Injection of low salinity brines can improve oil recovery (IOR) in carbonate reservoirs by changing the rock wettability from oil-wet to more water-wet. Existing numerical simulation models for low salinity flooding use empirical relationships that do not properly capture important processes for wettability alteration, such as aqueous species concentrations, oil acidity, and rock mineralogy. In our previous research on modeling spontaneous imbibition with tuned water (SPE170966), we developed a process-based and predictive model that explicitly includes the chemical interactions between crude oil, brine, and the carbonate surface. In this research, we extend the previous model for low salinity water flooding to both chalk and limestone cores.
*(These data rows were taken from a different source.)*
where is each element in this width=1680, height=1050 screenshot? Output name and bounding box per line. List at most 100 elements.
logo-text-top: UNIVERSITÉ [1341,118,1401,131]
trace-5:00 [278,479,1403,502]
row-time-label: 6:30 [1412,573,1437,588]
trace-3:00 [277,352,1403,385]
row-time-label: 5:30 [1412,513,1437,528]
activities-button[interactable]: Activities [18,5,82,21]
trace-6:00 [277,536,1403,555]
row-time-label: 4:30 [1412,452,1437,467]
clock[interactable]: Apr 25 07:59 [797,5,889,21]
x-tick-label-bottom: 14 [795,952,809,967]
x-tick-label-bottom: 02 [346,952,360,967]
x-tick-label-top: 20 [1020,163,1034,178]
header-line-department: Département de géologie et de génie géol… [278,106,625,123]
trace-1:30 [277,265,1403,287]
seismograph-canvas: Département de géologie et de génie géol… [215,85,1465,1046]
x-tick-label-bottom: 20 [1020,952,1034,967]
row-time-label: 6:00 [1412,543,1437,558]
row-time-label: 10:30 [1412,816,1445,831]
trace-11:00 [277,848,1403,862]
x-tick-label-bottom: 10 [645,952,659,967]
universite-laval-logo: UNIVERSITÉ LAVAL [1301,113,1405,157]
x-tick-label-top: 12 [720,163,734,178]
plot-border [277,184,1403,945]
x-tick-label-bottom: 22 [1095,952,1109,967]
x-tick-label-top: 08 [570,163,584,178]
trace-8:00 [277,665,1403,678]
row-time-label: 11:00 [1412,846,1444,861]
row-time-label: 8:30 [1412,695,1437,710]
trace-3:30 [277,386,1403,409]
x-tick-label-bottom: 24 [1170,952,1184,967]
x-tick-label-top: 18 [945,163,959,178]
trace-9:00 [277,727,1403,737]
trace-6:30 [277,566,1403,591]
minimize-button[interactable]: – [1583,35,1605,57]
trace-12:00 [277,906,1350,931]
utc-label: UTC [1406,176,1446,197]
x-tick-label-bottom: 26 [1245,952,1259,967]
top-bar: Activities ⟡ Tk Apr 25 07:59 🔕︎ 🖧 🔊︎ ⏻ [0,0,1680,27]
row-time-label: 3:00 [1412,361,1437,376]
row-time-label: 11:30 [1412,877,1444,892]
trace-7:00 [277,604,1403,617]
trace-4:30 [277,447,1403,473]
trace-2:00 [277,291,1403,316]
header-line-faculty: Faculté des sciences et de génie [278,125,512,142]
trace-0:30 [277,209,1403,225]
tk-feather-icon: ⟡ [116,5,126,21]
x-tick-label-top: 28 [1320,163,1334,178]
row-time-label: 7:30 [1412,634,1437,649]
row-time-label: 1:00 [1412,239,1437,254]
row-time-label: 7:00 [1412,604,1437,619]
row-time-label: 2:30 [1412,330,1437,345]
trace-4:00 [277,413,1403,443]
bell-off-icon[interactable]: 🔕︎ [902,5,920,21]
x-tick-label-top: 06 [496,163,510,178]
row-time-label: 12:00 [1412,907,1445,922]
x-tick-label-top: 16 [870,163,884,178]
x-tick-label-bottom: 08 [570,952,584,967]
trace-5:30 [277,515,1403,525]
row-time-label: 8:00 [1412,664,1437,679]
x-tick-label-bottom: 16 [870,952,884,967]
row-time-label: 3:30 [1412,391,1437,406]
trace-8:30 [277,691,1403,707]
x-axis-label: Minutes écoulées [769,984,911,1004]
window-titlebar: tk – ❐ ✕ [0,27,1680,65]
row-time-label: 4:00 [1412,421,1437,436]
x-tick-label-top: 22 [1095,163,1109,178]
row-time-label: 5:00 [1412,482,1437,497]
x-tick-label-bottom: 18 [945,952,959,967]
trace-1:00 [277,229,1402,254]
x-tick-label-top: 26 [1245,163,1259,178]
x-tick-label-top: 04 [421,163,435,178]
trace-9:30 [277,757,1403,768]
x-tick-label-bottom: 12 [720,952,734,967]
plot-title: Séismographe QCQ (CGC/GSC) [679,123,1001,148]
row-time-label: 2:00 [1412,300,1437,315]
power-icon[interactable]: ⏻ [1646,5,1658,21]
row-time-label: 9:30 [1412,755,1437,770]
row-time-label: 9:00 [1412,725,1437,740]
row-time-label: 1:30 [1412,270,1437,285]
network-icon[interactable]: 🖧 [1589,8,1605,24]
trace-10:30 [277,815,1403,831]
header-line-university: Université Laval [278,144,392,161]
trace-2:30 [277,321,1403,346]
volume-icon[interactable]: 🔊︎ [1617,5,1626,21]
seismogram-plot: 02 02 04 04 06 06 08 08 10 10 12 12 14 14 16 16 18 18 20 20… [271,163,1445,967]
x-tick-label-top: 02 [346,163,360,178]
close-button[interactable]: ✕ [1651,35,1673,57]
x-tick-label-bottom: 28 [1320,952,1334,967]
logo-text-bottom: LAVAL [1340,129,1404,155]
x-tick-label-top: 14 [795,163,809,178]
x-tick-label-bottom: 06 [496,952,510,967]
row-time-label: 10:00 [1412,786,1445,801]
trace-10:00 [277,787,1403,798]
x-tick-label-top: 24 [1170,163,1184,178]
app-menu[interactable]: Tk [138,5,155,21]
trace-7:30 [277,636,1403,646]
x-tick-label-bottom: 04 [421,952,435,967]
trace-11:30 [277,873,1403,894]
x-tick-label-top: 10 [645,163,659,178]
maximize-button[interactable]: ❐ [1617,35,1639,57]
We examine the role of mineralogy in low salinity waterflooding by developing a mechanistic model for wettability that includes surface complexation, aqueous reactions, and dissolution/precipitation of calcite and anhydrite. The reactions coupled with the equations of multiphase flow and transport are solved simultaneously using an IMPEC in-house simulator, PennSim. Relative permeability functions and residual oil saturation during flooding are adjusted dynamically according to the concentration of oil acids attached to the mineral surface. Core flooding experiments from the Stevns Klint (SK) chalk (Fathi et al. 2010), a limestone with small amount of anhydrite (Austad et al. 2012), and a Middle Eastern carbonate with 6% volume fraction anhydrite (Yousef et al. 2011) are used to tune the reaction network and make recovery predictions. Simulation results give remarkable agreement with the effluent concentrations of SO42−, Ca2+ and Mg2+ reported from chromatographic wettability tests and the recoveries for injection of various brines into chalk and limestone cores of differing compositions. For SK chalk without anhydrite, reducing the Na+ and Cl concentration of seawater, while keeping SO42− (sulfate) leads to improved oil recovery (IOR) by as much as 6% OOIP. The presence of anhydrite, which provides a natural source of sulfate, also significantly increased oil recovery for injection of diluted formation water and seawater. Simulations of 2D five-spot patterns using tuned reaction networks demonstrated that IORs from 5% to 20% OOIP can be obtained at reasonable values of pore volumes injected (2.0 PVI). These IORs depend greatly on the aqueous chemistry of the injected fluid, and sweep. The results highlight the critical importance of understanding the mineralogy and including a mechanistic reaction model in the simulation of low salinity water floods.